The Senate energy bill (S. 14) contains many similar provisions, and other
alternative fuel provisions are expected to be introduced as amendments on the
Senate floor. For example, the bill would authorize $3 billion over five years for
hydrogen and fuel cell research and development ($1.2 billion more than the House
bill or the President’s proposal). The bill would also modify the way vehicle
purchase credits are generated under EPAct. On June 5, 2003, the Senate approved
a floor amendment to S. 14. Among other provisions, the amended bill would
require a renewable fuels standard of 5.0 billion gallons by 2012 (three years earlier
than the House version).
Another key piece alternative fuel legislation is the CLEAR ACT (H.R. 1054
and S. 505). The bills would expand the existing EV tax credit and infrastructure
deduction, and create new credits for alternative fuel vehicles and hybrids.
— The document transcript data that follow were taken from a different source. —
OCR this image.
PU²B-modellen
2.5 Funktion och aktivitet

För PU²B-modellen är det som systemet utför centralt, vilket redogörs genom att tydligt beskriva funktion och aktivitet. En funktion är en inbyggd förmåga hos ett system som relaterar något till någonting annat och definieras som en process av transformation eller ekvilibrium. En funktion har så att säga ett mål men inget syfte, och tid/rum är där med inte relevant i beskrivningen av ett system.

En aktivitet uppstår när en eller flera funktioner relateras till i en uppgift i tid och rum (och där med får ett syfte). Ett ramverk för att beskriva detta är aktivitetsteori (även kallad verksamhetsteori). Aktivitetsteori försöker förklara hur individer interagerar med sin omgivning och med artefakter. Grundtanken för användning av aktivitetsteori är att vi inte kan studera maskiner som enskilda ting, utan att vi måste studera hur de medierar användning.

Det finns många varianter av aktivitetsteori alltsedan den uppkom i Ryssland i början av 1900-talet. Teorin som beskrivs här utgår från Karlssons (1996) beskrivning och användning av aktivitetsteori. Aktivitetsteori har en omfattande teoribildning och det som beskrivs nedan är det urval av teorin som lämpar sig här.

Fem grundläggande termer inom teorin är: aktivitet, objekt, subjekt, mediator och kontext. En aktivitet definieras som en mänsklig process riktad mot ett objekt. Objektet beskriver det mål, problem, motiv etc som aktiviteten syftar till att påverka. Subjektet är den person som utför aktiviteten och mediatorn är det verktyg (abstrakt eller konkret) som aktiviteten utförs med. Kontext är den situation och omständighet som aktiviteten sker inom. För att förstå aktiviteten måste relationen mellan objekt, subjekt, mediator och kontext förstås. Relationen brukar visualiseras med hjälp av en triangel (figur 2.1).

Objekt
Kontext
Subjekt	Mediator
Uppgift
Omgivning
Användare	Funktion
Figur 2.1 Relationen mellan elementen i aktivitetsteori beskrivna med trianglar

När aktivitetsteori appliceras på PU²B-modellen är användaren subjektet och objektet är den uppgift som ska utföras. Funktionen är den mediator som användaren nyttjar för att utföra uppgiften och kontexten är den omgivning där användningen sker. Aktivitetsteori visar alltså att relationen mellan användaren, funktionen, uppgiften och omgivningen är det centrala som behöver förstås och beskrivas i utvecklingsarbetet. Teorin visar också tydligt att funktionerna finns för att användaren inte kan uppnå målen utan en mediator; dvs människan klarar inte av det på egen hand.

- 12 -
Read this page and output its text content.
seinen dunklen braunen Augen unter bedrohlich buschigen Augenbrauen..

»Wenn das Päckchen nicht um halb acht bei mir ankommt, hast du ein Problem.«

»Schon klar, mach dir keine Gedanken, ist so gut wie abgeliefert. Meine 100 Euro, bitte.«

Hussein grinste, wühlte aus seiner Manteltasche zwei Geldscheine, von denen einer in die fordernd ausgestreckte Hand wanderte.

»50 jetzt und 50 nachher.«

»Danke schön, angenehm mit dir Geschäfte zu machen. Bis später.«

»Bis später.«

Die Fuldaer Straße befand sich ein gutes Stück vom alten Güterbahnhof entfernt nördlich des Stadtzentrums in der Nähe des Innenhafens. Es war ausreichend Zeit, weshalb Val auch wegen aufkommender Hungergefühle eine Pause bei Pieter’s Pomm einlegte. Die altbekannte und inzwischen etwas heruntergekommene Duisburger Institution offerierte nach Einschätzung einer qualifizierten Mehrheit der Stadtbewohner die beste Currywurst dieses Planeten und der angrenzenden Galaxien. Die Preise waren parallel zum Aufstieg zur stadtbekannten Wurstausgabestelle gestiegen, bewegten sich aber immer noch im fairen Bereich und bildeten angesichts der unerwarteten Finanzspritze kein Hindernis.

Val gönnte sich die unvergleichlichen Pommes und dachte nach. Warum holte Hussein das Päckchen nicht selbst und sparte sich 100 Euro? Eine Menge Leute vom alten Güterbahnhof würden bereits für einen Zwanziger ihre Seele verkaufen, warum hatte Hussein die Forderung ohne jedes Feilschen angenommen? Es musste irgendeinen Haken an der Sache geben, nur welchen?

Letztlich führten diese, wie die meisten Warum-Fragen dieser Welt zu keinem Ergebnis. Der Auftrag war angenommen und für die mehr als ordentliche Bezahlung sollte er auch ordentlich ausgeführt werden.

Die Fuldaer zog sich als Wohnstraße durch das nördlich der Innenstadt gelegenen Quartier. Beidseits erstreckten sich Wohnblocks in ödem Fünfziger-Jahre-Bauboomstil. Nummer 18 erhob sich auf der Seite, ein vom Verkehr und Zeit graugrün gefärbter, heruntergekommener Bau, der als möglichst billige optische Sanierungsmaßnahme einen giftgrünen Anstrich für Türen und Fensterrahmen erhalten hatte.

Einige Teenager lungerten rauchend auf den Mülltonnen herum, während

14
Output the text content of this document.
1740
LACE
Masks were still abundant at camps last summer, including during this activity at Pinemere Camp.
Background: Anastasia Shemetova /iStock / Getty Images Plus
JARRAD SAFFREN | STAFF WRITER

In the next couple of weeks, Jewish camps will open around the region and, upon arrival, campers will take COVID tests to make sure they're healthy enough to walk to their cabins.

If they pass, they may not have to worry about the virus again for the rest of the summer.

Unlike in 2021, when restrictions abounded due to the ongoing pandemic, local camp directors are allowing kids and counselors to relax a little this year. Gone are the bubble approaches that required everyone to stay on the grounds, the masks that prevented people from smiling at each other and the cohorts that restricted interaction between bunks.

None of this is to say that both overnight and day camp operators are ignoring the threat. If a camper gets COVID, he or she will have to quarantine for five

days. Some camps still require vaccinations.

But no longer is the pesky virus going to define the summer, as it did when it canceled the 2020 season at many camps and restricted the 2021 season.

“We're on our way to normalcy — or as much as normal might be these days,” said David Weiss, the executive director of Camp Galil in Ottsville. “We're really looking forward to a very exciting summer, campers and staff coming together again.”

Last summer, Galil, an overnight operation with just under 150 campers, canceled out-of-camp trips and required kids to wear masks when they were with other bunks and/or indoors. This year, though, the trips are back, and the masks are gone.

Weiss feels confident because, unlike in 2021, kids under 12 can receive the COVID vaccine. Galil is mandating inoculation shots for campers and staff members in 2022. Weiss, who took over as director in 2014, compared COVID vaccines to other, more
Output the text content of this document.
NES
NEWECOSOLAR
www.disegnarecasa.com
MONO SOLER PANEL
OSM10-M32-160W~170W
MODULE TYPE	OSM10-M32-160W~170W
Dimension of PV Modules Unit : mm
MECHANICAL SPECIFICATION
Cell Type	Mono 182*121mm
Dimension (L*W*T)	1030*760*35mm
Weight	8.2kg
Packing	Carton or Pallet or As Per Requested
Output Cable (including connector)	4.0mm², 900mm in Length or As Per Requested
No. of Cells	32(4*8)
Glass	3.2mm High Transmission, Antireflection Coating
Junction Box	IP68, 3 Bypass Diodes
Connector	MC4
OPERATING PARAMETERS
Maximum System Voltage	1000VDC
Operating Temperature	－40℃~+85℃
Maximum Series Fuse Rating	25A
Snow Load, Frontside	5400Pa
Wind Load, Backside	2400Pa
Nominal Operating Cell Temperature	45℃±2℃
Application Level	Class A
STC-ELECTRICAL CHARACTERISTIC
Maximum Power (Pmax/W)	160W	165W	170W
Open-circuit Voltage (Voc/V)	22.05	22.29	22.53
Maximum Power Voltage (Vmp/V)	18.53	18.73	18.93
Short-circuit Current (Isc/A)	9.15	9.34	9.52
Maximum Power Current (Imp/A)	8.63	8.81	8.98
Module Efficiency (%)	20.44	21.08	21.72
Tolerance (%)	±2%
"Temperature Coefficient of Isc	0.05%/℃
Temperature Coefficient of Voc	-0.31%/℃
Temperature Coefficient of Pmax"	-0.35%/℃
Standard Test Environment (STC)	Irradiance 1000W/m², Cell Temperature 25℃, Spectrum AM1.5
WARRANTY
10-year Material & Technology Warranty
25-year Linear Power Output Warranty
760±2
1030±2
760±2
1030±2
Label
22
Further,
the bills would establish a tax credit for the retail sale of alternative fuel.121 Both bills
have been referred to committee; it is possible that provisions from the CLEAR ACT
will be offered as an amendment to S. 14, the Senate energy bill.
121 For a detailed discussion of the CLEAR ACT, see CRS Report RS21277, Alternative
Fuel Vehicle Tax Incentives and the CLEAR ACT.